Depuis que Patrick Lefevere a révélé le 10 juillet dernier dans nos colonnes le retour du champion sur des terres qui l’ont fait roi, l’organisateur du Tour d’Espagne se frotte les mains. Et son bonheur a carrément touché à l’orgasme lorsque Jonas Vingegaard a annoncé qu’il serait aussi de la partie, après n’avoir même pas laissé des miettes aux autres lors du banquet de juillet.
Javier Guillen se tient sans doute déjà prêt à se délecter d’un duel que Primoz Roglic, en quête d’une quatrième couronne à Madrid, n’hésitera pas à influencer.
Samedi, quand il s’apprêtera à descendre de la rampe de lancement pour le traditionnel chrono par équipes, Remco Evenepoel portera avec lui toute l’expérience acquise pendant un an. Il se servira de douze mois riches comme d’un atout et non comme un poids à porter.
En visite chez Francesco Moser : “Remco doit essayer le record de l’heure mais Ganna a mis la barre très haut”On se souvient que son après-Vuelta avait démarré par la conquête du titre mondial au terme d’un vrai chef-d’œuvre sous le soleil radieux de Wollongong.
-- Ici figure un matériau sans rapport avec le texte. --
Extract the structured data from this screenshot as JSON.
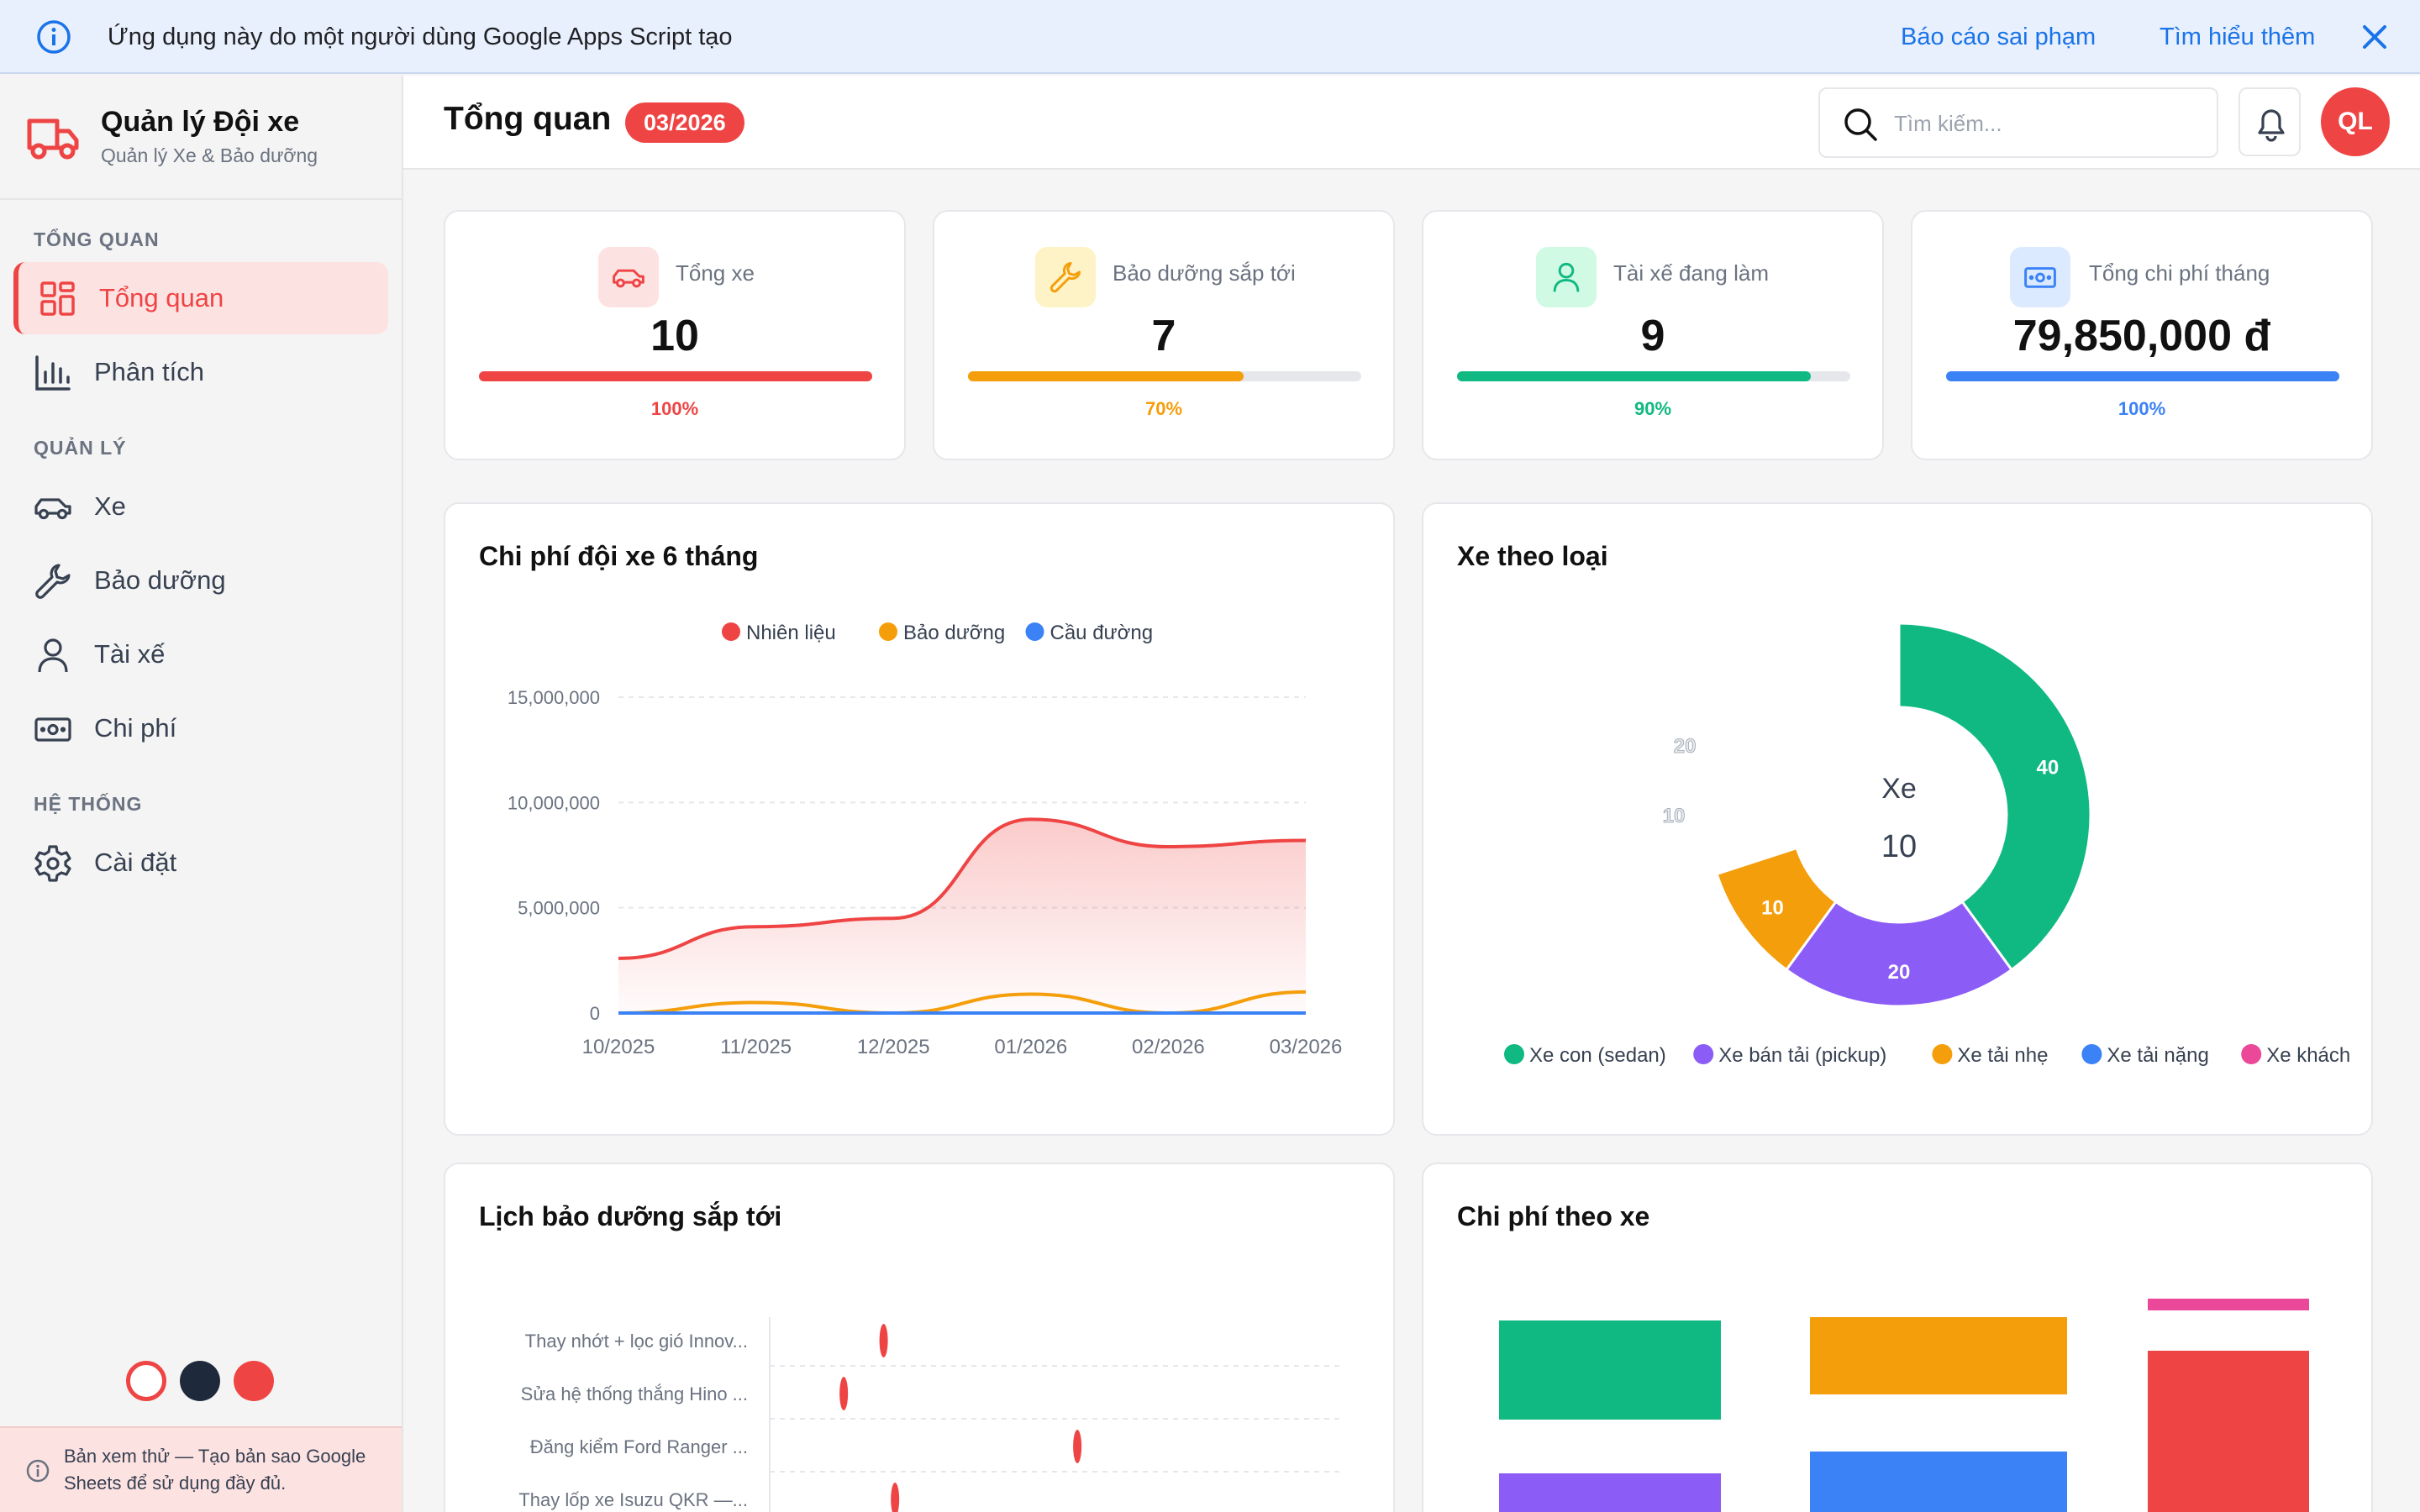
{
  "banner": {
    "message": "Ứng dụng này do một người dùng Google Apps Script tạo",
    "report_link": "Báo cáo sai phạm",
    "learn_link": "Tìm hiểu thêm"
  },
  "brand": {
    "title": "Quản lý Đội xe",
    "subtitle": "Quản lý Xe & Bảo dưỡng"
  },
  "sidebar": {
    "sections": [
      "TỔNG QUAN",
      "QUẢN LÝ",
      "HỆ THỐNG"
    ],
    "items": [
      {
        "label": "Tổng quan",
        "icon": "grid-icon",
        "active": true
      },
      {
        "label": "Phân tích",
        "icon": "bar-chart-icon"
      },
      {
        "label": "Xe",
        "icon": "car-icon"
      },
      {
        "label": "Bảo dưỡng",
        "icon": "wrench-icon"
      },
      {
        "label": "Tài xế",
        "icon": "user-icon"
      },
      {
        "label": "Chi phí",
        "icon": "money-icon"
      },
      {
        "label": "Cài đặt",
        "icon": "gear-icon"
      }
    ],
    "theme_colors": [
      "#ffffff",
      "#1e293b",
      "#ef4444"
    ],
    "preview_note": "Bản xem thử — Tạo bản sao Google Sheets để sử dụng đầy đủ."
  },
  "header": {
    "title": "Tổng quan",
    "period_badge": "03/2026",
    "search_placeholder": "Tìm kiếm...",
    "avatar_initials": "QL"
  },
  "stats": [
    {
      "label": "Tổng xe",
      "value": "10",
      "percent_label": "100%",
      "fraction": 1.0,
      "color": "#ef4444",
      "bg": "#fde2e2"
    },
    {
      "label": "Bảo dưỡng sắp tới",
      "value": "7",
      "percent_label": "70%",
      "fraction": 0.7,
      "color": "#f59e0b",
      "bg": "#fef3c7"
    },
    {
      "label": "Tài xế đang làm",
      "value": "9",
      "percent_label": "90%",
      "fraction": 0.9,
      "color": "#10b981",
      "bg": "#d1fae5"
    },
    {
      "label": "Tổng chi phí tháng",
      "value": "79,850,000 đ",
      "percent_label": "100%",
      "fraction": 1.0,
      "color": "#3b82f6",
      "bg": "#dbeafe"
    }
  ],
  "chart_data": [
    {
      "type": "area",
      "title": "Chi phí đội xe 6 tháng",
      "categories": [
        "10/2025",
        "11/2025",
        "12/2025",
        "01/2026",
        "02/2026",
        "03/2026"
      ],
      "yticks": [
        "15,000,000",
        "10,000,000",
        "5,000,000",
        "0"
      ],
      "ylim": [
        0,
        15000000
      ],
      "legend_position": "top",
      "series": [
        {
          "name": "Nhiên liệu",
          "color": "#ef4444",
          "values": [
            2600000,
            4100000,
            4500000,
            9200000,
            7900000,
            8200000
          ]
        },
        {
          "name": "Bảo dưỡng",
          "color": "#f59e0b",
          "values": [
            0,
            500000,
            0,
            900000,
            0,
            1000000
          ]
        },
        {
          "name": "Cầu đường",
          "color": "#3b82f6",
          "values": [
            0,
            0,
            0,
            0,
            0,
            0
          ]
        }
      ]
    },
    {
      "type": "pie",
      "title": "Xe theo loại",
      "center_label": "Xe",
      "center_value": "10",
      "legend_position": "bottom",
      "slices": [
        {
          "name": "Xe con (sedan)",
          "color": "#10b981",
          "value": 40,
          "label": "40"
        },
        {
          "name": "Xe bán tải (pickup)",
          "color": "#8b5cf6",
          "value": 20,
          "label": "20"
        },
        {
          "name": "Xe tải nhẹ",
          "color": "#f59e0b",
          "value": 10,
          "label": "10"
        },
        {
          "name": "Xe tải nặng",
          "color": "#3b82f6",
          "value": 10,
          "label": "10"
        },
        {
          "name": "Xe khách",
          "color": "#ec4899",
          "value": 20,
          "label": "20"
        }
      ]
    },
    {
      "type": "scatter",
      "title": "Lịch bảo dưỡng sắp tới",
      "categories": [
        "Thay nhớt + lọc gió Innov...",
        "Sửa hệ thống thắng Hino ...",
        "Đăng kiểm Ford Ranger ...",
        "Thay lốp xe Isuzu QKR —..."
      ],
      "x_fractions": [
        0.2,
        0.13,
        0.54,
        0.22
      ]
    },
    {
      "type": "table",
      "title": "Chi phí theo xe"
    }
  ]
}
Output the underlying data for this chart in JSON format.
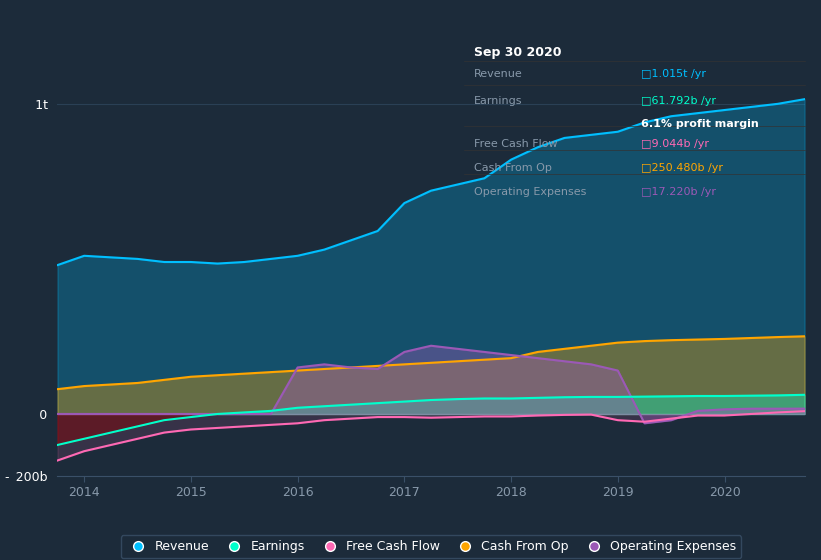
{
  "bg_color": "#1c2b3a",
  "colors": {
    "revenue": "#00bfff",
    "earnings": "#00ffcc",
    "fcf": "#ff69b4",
    "cashop": "#ffa500",
    "opex": "#9b59b6"
  },
  "title_box": {
    "date": "Sep 30 2020",
    "revenue_label": "Revenue",
    "revenue_value": "1.015t",
    "revenue_color": "#00bfff",
    "earnings_label": "Earnings",
    "earnings_value": "61.792b",
    "earnings_color": "#00ffcc",
    "profit_margin": "6.1% profit margin",
    "fcf_label": "Free Cash Flow",
    "fcf_value": "9.044b",
    "fcf_color": "#ff69b4",
    "cashop_label": "Cash From Op",
    "cashop_value": "250.480b",
    "cashop_color": "#ffa500",
    "opex_label": "Operating Expenses",
    "opex_value": "17.220b",
    "opex_color": "#9b59b6"
  },
  "ylim": [
    -200000000000,
    1100000000000
  ],
  "ytick_vals": [
    -200000000000,
    0,
    1000000000000
  ],
  "ytick_labels": [
    "- 200b",
    " 0",
    " 1t"
  ],
  "xtick_vals": [
    2014,
    2015,
    2016,
    2017,
    2018,
    2019,
    2020
  ],
  "xtick_labels": [
    "2014",
    "2015",
    "2016",
    "2017",
    "2018",
    "2019",
    "2020"
  ],
  "years": [
    2013.75,
    2014.0,
    2014.25,
    2014.5,
    2014.75,
    2015.0,
    2015.25,
    2015.5,
    2015.75,
    2016.0,
    2016.25,
    2016.5,
    2016.75,
    2017.0,
    2017.25,
    2017.5,
    2017.75,
    2018.0,
    2018.25,
    2018.5,
    2018.75,
    2019.0,
    2019.25,
    2019.5,
    2019.75,
    2020.0,
    2020.25,
    2020.5,
    2020.75
  ],
  "revenue": [
    480000000000,
    510000000000,
    505000000000,
    500000000000,
    490000000000,
    490000000000,
    485000000000,
    490000000000,
    500000000000,
    510000000000,
    530000000000,
    560000000000,
    590000000000,
    680000000000,
    720000000000,
    740000000000,
    760000000000,
    820000000000,
    860000000000,
    890000000000,
    900000000000,
    910000000000,
    940000000000,
    960000000000,
    970000000000,
    980000000000,
    990000000000,
    1000000000000,
    1015000000000
  ],
  "earnings": [
    -100000000000,
    -80000000000,
    -60000000000,
    -40000000000,
    -20000000000,
    -10000000000,
    0,
    5000000000,
    10000000000,
    20000000000,
    25000000000,
    30000000000,
    35000000000,
    40000000000,
    45000000000,
    48000000000,
    50000000000,
    50000000000,
    52000000000,
    54000000000,
    55000000000,
    55000000000,
    56000000000,
    57000000000,
    58000000000,
    58000000000,
    59000000000,
    60000000000,
    61792000000
  ],
  "fcf": [
    -150000000000,
    -120000000000,
    -100000000000,
    -80000000000,
    -60000000000,
    -50000000000,
    -45000000000,
    -40000000000,
    -35000000000,
    -30000000000,
    -20000000000,
    -15000000000,
    -10000000000,
    -10000000000,
    -12000000000,
    -10000000000,
    -8000000000,
    -8000000000,
    -5000000000,
    -3000000000,
    -2000000000,
    -20000000000,
    -25000000000,
    -15000000000,
    -5000000000,
    -5000000000,
    0,
    5000000000,
    9044000000
  ],
  "cashop": [
    80000000000,
    90000000000,
    95000000000,
    100000000000,
    110000000000,
    120000000000,
    125000000000,
    130000000000,
    135000000000,
    140000000000,
    145000000000,
    150000000000,
    155000000000,
    160000000000,
    165000000000,
    170000000000,
    175000000000,
    180000000000,
    200000000000,
    210000000000,
    220000000000,
    230000000000,
    235000000000,
    238000000000,
    240000000000,
    242000000000,
    245000000000,
    248000000000,
    250480000000
  ],
  "opex": [
    0,
    0,
    0,
    0,
    0,
    0,
    0,
    0,
    0,
    150000000000,
    160000000000,
    150000000000,
    145000000000,
    200000000000,
    220000000000,
    210000000000,
    200000000000,
    190000000000,
    180000000000,
    170000000000,
    160000000000,
    140000000000,
    -30000000000,
    -20000000000,
    10000000000,
    15000000000,
    17000000000,
    17000000000,
    17220000000
  ]
}
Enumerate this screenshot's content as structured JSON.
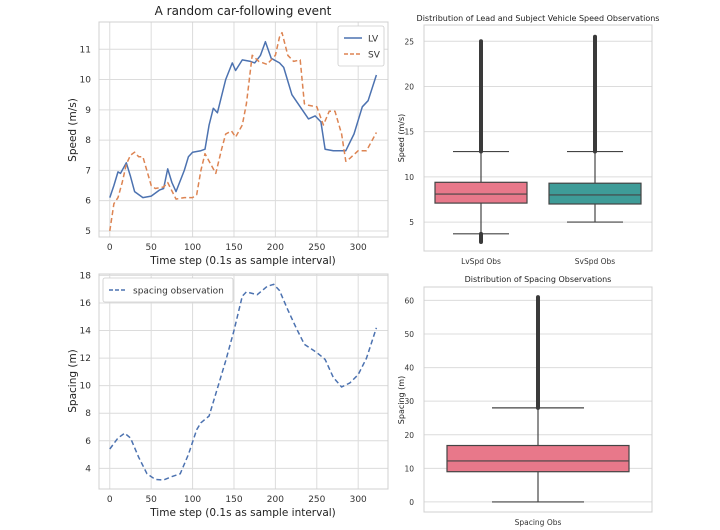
{
  "chart_data": [
    {
      "type": "line",
      "title": "A random car-following event",
      "xlabel": "Time step (0.1s as sample interval)",
      "ylabel": "Speed (m/s)",
      "xlim": [
        -13,
        336
      ],
      "ylim": [
        4.8,
        11.9
      ],
      "xticks": [
        0,
        50,
        100,
        150,
        200,
        250,
        300
      ],
      "yticks": [
        5,
        6,
        7,
        8,
        9,
        10,
        11
      ],
      "grid": true,
      "legend": "top-right",
      "series": [
        {
          "name": "LV",
          "style": "solid",
          "color": "#4c72b0",
          "x": [
            0,
            5,
            10,
            13,
            20,
            25,
            30,
            40,
            50,
            60,
            65,
            70,
            75,
            80,
            90,
            95,
            100,
            110,
            115,
            120,
            125,
            130,
            140,
            148,
            152,
            160,
            170,
            175,
            182,
            188,
            195,
            205,
            210,
            220,
            230,
            240,
            248,
            255,
            260,
            270,
            285,
            295,
            305,
            312,
            322
          ],
          "y": [
            6.1,
            6.5,
            6.95,
            6.9,
            7.25,
            6.8,
            6.3,
            6.1,
            6.15,
            6.35,
            6.4,
            7.05,
            6.6,
            6.3,
            7.0,
            7.45,
            7.6,
            7.65,
            7.7,
            8.5,
            9.05,
            8.9,
            10.0,
            10.55,
            10.3,
            10.65,
            10.6,
            10.55,
            10.8,
            11.25,
            10.7,
            10.55,
            10.4,
            9.5,
            9.1,
            8.7,
            8.8,
            8.6,
            7.7,
            7.65,
            7.65,
            8.2,
            9.1,
            9.3,
            10.15
          ]
        },
        {
          "name": "SV",
          "style": "dashed",
          "color": "#dd8452",
          "x": [
            0,
            5,
            10,
            15,
            20,
            25,
            30,
            35,
            40,
            50,
            55,
            65,
            70,
            80,
            90,
            100,
            105,
            110,
            115,
            122,
            128,
            135,
            140,
            147,
            152,
            160,
            165,
            172,
            180,
            190,
            200,
            205,
            208,
            215,
            222,
            230,
            235,
            240,
            250,
            258,
            265,
            272,
            280,
            285,
            290,
            300,
            310,
            322
          ],
          "y": [
            5.0,
            5.9,
            6.1,
            6.6,
            7.2,
            7.5,
            7.6,
            7.45,
            7.45,
            6.5,
            6.4,
            6.45,
            6.6,
            6.05,
            6.1,
            6.1,
            6.2,
            7.0,
            7.55,
            7.2,
            6.9,
            7.7,
            8.2,
            8.3,
            8.1,
            8.5,
            9.2,
            10.8,
            10.6,
            10.5,
            10.8,
            11.4,
            11.55,
            10.8,
            10.6,
            10.65,
            9.2,
            9.15,
            9.1,
            8.5,
            8.95,
            8.95,
            8.2,
            7.3,
            7.4,
            7.65,
            7.65,
            8.25
          ]
        }
      ]
    },
    {
      "type": "box",
      "title": "Distribution of Lead and Subject Vehicle Speed Observations",
      "ylabel": "Speed (m/s)",
      "ylim": [
        1.8,
        26.8
      ],
      "yticks": [
        5,
        10,
        15,
        20,
        25
      ],
      "grid": true,
      "categories": [
        "LvSpd Obs",
        "SvSpd Obs"
      ],
      "boxes": [
        {
          "color": "#e8788a",
          "q1": 7.1,
          "median": 8.1,
          "q3": 9.4,
          "whisker_low": 3.7,
          "whisker_high": 12.8,
          "outliers_low": [
            2.8,
            3.7
          ],
          "outliers_high": [
            12.8,
            25.0
          ]
        },
        {
          "color": "#3e9c98",
          "q1": 7.0,
          "median": 8.0,
          "q3": 9.3,
          "whisker_low": 5.0,
          "whisker_high": 12.8,
          "outliers_low": [],
          "outliers_high": [
            12.8,
            25.5
          ]
        }
      ]
    },
    {
      "type": "line",
      "xlabel": "Time step (0.1s as sample interval)",
      "ylabel": "Spacing (m)",
      "xlim": [
        -13,
        336
      ],
      "ylim": [
        2.5,
        18.1
      ],
      "xticks": [
        0,
        50,
        100,
        150,
        200,
        250,
        300
      ],
      "yticks": [
        4,
        6,
        8,
        10,
        12,
        14,
        16,
        18
      ],
      "grid": true,
      "legend": "top-left",
      "series": [
        {
          "name": "spacing observation",
          "style": "dashed",
          "color": "#4c72b0",
          "x": [
            0,
            10,
            18,
            25,
            35,
            45,
            55,
            65,
            75,
            85,
            95,
            105,
            110,
            120,
            130,
            140,
            150,
            160,
            165,
            178,
            190,
            198,
            205,
            215,
            225,
            235,
            250,
            260,
            270,
            280,
            290,
            300,
            310,
            322
          ],
          "y": [
            5.4,
            6.2,
            6.55,
            6.2,
            4.8,
            3.6,
            3.2,
            3.15,
            3.4,
            3.6,
            5.0,
            6.8,
            7.3,
            7.8,
            9.8,
            11.8,
            14.0,
            16.5,
            16.8,
            16.6,
            17.2,
            17.35,
            16.9,
            15.5,
            14.2,
            13.0,
            12.4,
            11.9,
            10.6,
            9.9,
            10.2,
            10.8,
            12.0,
            14.2
          ]
        }
      ]
    },
    {
      "type": "box",
      "title": "Distribution of Spacing Observations",
      "ylabel": "Spacing (m)",
      "ylim": [
        -3,
        64
      ],
      "yticks": [
        0,
        10,
        20,
        30,
        40,
        50,
        60
      ],
      "grid": true,
      "categories": [
        "Spacing Obs"
      ],
      "boxes": [
        {
          "color": "#e8788a",
          "q1": 9.0,
          "median": 12.2,
          "q3": 16.8,
          "whisker_low": 0,
          "whisker_high": 28,
          "outliers_low": [],
          "outliers_high": [
            28,
            61
          ]
        }
      ]
    }
  ]
}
Au bout du monde, le chef de file du Wolfpack avait mis un terme à un cru divin. Cela lui avait valu de glaner toutes les distinctions possibles et imaginables. Il faut dire que son année s’était révélée exceptionnelle. D’ailleurs, son influence sur son équipe avait été plus grande que jamais. En 2022, il avait conquis 14 des 47 victoires obtenues par la formation belge. Aucun équipier n’avait fait aussi bien. Et, selon le site spécialisé procyclingstats, il avait rapporté 30,5 % des points du Wolfpack. Aucun autre coureur n’avait eu autant d’impact sur les résultats de sa propre écurie. Pas même Tadej Pogacar (27,5 % des points d’UAE Team Emirates) et Wout van Aert (24,3 %).
Un champion du monde pas maudit
Le champion, qui a épousé la belle Oumi en octobre dernier, n’était pas rassasié pour autant. Et s’il répétait, à juste titre, qu’il allait être difficile de revivre une telle année au cours de sa carrière, il était bien décidé à essayer. “Remco n’en a jamais assez. Il se demande toujours ce qu’il peut encore gagner”, explique-t-on dans son entourage. Et avoir porté le maillot arc-en-ciel pendant presque onze mois a décuplé cette envie. “Je veux faire honneur au plus beau des maillots”, avait-il lancé en début d’année.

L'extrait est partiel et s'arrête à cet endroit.